#representloveTinder
Social, PR
“Interracial couple emoji is finally here, and it’s all thanks to Tinder”- Mashable
There’s an emoji for everything these days. And everyone. Well, nearly everyone. Unicode, the company behind Emoji, offers emoji for people of many races and emoji for same-sex couples, but on group of people is still excluded from emoji representation: interracial couples. Marcel created a campaign with Tinder’s head office in LA that was launched across 10 markets globally.
The social campaign asks the question “isn’t it time all love was represented?” and encourages you to go to change.org and pledge your support. Our goal was 2,500 signatures. We’re at 42,000 and counting.
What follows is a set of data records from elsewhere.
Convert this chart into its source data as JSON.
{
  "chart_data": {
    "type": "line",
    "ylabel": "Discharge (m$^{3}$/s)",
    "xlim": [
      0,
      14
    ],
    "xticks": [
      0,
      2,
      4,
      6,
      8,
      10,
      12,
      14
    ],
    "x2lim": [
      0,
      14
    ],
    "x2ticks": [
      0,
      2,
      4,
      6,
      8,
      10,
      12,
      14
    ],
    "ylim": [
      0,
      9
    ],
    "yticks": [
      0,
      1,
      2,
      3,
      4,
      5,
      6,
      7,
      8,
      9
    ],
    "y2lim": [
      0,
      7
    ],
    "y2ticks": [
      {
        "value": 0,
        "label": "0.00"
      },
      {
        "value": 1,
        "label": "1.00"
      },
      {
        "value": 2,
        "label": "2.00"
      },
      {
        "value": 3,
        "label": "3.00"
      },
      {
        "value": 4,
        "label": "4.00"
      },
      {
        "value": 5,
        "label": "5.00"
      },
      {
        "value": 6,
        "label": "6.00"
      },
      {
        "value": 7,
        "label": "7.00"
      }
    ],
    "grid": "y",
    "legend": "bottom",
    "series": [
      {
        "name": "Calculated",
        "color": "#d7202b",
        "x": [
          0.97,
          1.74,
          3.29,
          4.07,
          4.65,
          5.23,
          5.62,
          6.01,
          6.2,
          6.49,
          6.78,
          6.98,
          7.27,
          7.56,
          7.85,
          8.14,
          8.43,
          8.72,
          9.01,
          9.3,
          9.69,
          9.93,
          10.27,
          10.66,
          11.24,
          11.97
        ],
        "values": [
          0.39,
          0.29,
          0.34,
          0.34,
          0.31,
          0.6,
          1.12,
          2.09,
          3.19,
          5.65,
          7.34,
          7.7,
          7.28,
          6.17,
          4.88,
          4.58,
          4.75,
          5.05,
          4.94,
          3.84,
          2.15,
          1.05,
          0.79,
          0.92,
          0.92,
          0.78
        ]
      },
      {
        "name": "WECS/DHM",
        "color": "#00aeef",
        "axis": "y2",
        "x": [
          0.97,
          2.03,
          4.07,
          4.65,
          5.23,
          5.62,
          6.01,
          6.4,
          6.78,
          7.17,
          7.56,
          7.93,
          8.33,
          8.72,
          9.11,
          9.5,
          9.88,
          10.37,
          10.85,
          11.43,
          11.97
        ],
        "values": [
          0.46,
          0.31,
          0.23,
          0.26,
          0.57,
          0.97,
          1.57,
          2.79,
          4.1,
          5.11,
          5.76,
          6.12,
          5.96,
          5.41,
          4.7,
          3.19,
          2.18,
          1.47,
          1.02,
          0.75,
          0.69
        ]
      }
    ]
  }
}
It was tweeted by celebrities from Nicole Ritchie to Alexis Ohanian, husband of Serena Williams, and was picked up by Vice, Wired, Fast Company, Vogue, High Snobiety, Mashable, The Independent, Hypebeast, and Newsweek, to name a few.The campaign also let anyone in the world turn themselves into an emoji. All they had to do was upload a picture of themselves with our #representlove hashtag from anywhere in the world and our design teams on three continents would get back to you.
It takes a long time to navigate through Unicode, but one year on with over 50,000 signatures globally, Unicode announced in February 2019 that interracial couples would be included in the next consortium rollout. The campaign was recognised by the press and consumers alike.
Marcel’s mantra is, ‘We make things that change things’ and you don’t get a better example than this.